東山荘プロセス40年を検証 朝鮮半島の平和と統一めぐり学習会 2026年7月12日

日本キリスト教協議会(NCCJ)と在日大韓基督教会(KCCJ)は7月11日、公開学習会「朝鮮半島の平和と統一――日本教会と在日教会の歩みから考える」の第1回を、日本キリスト教会館(東京都新宿区)とオンラインの併用で開いた。昨年の「日韓条約60年」連続学習会を引き継ぐ企画で、元NCC総幹事の山本俊正氏が「東山荘プロセス」を軸に、日本の教会が朝鮮半島の平和と統一にどう関わってきたかを振り返った。
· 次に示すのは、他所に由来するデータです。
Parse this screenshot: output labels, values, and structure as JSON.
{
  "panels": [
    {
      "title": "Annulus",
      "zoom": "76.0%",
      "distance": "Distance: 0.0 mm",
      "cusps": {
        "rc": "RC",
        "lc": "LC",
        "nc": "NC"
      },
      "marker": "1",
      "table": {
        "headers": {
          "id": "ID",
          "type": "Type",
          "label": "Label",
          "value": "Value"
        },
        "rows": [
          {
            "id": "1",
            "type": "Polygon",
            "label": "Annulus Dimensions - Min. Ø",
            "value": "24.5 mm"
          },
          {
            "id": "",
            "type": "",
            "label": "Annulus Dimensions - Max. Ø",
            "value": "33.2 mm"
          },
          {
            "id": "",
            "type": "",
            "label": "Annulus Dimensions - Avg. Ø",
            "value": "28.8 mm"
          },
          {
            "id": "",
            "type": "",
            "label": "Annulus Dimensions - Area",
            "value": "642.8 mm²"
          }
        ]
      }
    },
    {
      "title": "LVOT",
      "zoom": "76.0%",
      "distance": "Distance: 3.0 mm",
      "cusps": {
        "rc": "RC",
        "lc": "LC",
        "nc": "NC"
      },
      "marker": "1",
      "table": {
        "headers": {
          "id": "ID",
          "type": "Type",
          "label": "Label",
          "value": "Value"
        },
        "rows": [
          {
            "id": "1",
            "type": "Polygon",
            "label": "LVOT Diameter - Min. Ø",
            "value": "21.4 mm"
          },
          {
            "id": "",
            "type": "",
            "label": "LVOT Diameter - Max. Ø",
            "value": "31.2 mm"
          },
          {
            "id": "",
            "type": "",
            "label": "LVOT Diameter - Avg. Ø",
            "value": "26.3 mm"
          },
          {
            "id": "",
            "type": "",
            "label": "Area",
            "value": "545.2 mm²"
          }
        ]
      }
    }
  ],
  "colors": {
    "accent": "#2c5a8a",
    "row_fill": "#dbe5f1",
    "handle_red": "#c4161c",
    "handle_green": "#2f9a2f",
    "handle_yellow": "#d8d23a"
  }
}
山本氏は、1875年の江華島事件から1910年の韓国併合、45年の解放と分断に至る歴史をたどり、植民地支配の清算は今なお終わっていないと指摘した。その上で「責任」を、被害を受けた人々の訴えに応答する力として捉え、「東山荘プロセスは、朝鮮半島の人々の呼びかけに対する教会の応答責任として受け止める必要がある」と語った。
東山荘会議は84年10月、静岡県御殿場市のYMCA東山荘において世界教会協議会(WCC)が主催、アジアキリスト教協議会(CCA)、韓国教会協議会(NCCK)の協力により開かれた。20カ国から65人の教会指導者が参加し、分断された朝鮮半島を東北アジアの緊張の中心と位置付け、南北の教会間交流、離散家族問題、人権、非核化などを協議した。以後、WCCや各国教会による一連の取り組みが「東山荘プロセス」と呼ばれるようになった。
その後、86年にスイスで開かれたグリオン会議では、南北のキリスト者が初めて出会い、聖餐を共にした。95年には京都で会議が開かれ、南北共同礼拝、国家安全法の廃止、南北合意文書の実行、非核化、人道支援など五つの共同行動で合意した。

同年、朝鮮民主主義人民共和国(DPRK)で大規模な洪水が発生すると、東山荘プロセスは人道支援へと重心を移した。世界の教会が食糧や医薬品を送り、NCCJも募金や訪問団派遣を実施。97年にはトウモロコシ10トンを送り、教会やNGO、仏教団体を含む幅広い支援ネットワークが形成された。山本氏は、人道支援そのものが日本の植民地支配に対する謝罪の表れでもあったと説明した。
一方、2002年の日朝平壌宣言後に拉致問題が表面化し、国交正常化への機運が後退したことにも言及。拉致問題も国交回復と交流の進展の中でこそ解決への道が開かれるはずだが、現状は手詰まりに陥っているとの見方を示した。
現在、南北教会による共同祈祷は2019年以降途絶え、朝鮮半島の「統一」そのものが語られにくい状況にある。それでも山本氏は、各個教会やYMCA、市民団体による交流に触れ、キリスト教団体だけでなくNGOや市民運動と連携する「広汎なエキュメニカル運動」として歩みを継続する必要を訴えた。
第2回は7月25日、金柄鎬(キム・ビョンホ)氏が在日教会の視点から、KCCJと朝鮮基督教連盟(KCF)の交流と今後の課題を語る予定。詳しくはNCC公式サイトを参照。